Prefabrike olarak Viyana’da demir malzemesi kullanılarak hazırlanan ve 500 tonluk kilise, daha sonra bütün parçaları İstanbul’a taşınarak, önceden dökülen temele monte edildi. Üç nefli ve bir transeptli bazilika sisteminde yapılan kilisenin, bir bodrumu, zemin katı, galeri katı ve bir çan kulesi bulunuyor.

halicte-demirleyen-bulgar-demir-kilisesi

Yapısal özelliği nedeniyle dünyada başka benzeri bulunmayan bu kilisenin yapımıyla ilgili birçok efsane bulunsa da en yaygın olanı şudur:

“Bulgarlar zamanında artan milliyetçilik hareketlerine bağlı olarak bir kilise inşa etmek isterler. Fakat Sultan Abdülaziz, Bulgarların Fener Patrikhanesi’nden bağımsız bir kilise yapmalarını istemez. İsteklerini doğrudan reddetmek yerine “Kilise inşaatını bir ay içinde bitirmek şartıyla izin veririm” der. Oysa inşaatın bir ayda bitmesi mümkün değildir. Bunun üzerine Bulgarlar kiliseyi prefabrik olarak Viyana’da inşa edip İstanbul’da bir ay içinde kurarlar. Kilisenin bittiğini gören Sultan Abdülaziz ise verdiği sözü tutmak zorunda kalır.”

Ancak gerçek hikâye biraz daha farklı elbette.

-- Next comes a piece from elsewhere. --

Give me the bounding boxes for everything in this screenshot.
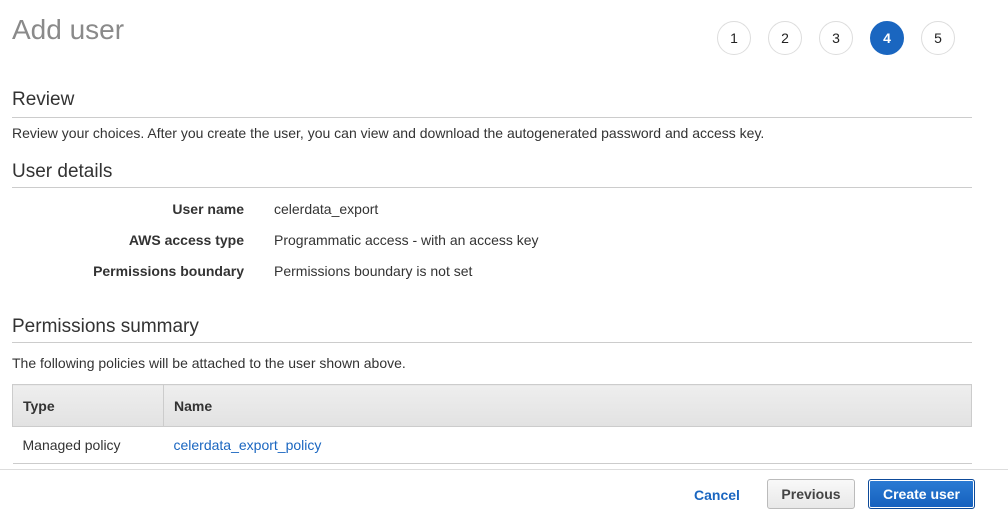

1849’da Bulgar cemaatinin ileri gelenlerinden ve o dönemde milletvekili olan Stefan Vogoridis, Babıali’den bir kilise yapılması için izin alır. Kilisenin yapımı için ikisi kagir, biri ahşap üç bina ve geniş bir avludan oluşan 25 odalı evini hibe eder. 1850’de ahşap kilise tamamlanır. Kiliseye Sveti (Aziz) Stefan adı konulur. Sonra da Sultan Abdülaziz’in fermanıyla bağımsız kilisenin kurulmasına izin verilir.

Patrikhane kendisine ters düşen bu gelişmeler sonucu 1872’de Bulgar Kilisesi’ni tanımadığını açıklar. Bulgarlar buna karşı daha büyük bir kilisenin inşası için proje yarışması açarlar. Yarışmayı Ermeni mimar Hovsep Aznavur, ihaleyi de Rudolf Ph. Waagner Şirketi kazanır. Kilise denize çok yakın olduğu için aşınmaya karşı beton yerine tamamen demirden yapılmasına karar verilir.

Deneme amaçlı şirketin bahçesinde prefabrik olarak kurulur. Sonra parçalar Tuna Nehri ve Karadeniz üzerinden İstanbul’a taşınır. 1898’de de şu anki Sveti Stefan Kilisesi açılır. Patrikhane sonuç olarak 1945’te Demir Kilise’yi tanımayı kabul eder.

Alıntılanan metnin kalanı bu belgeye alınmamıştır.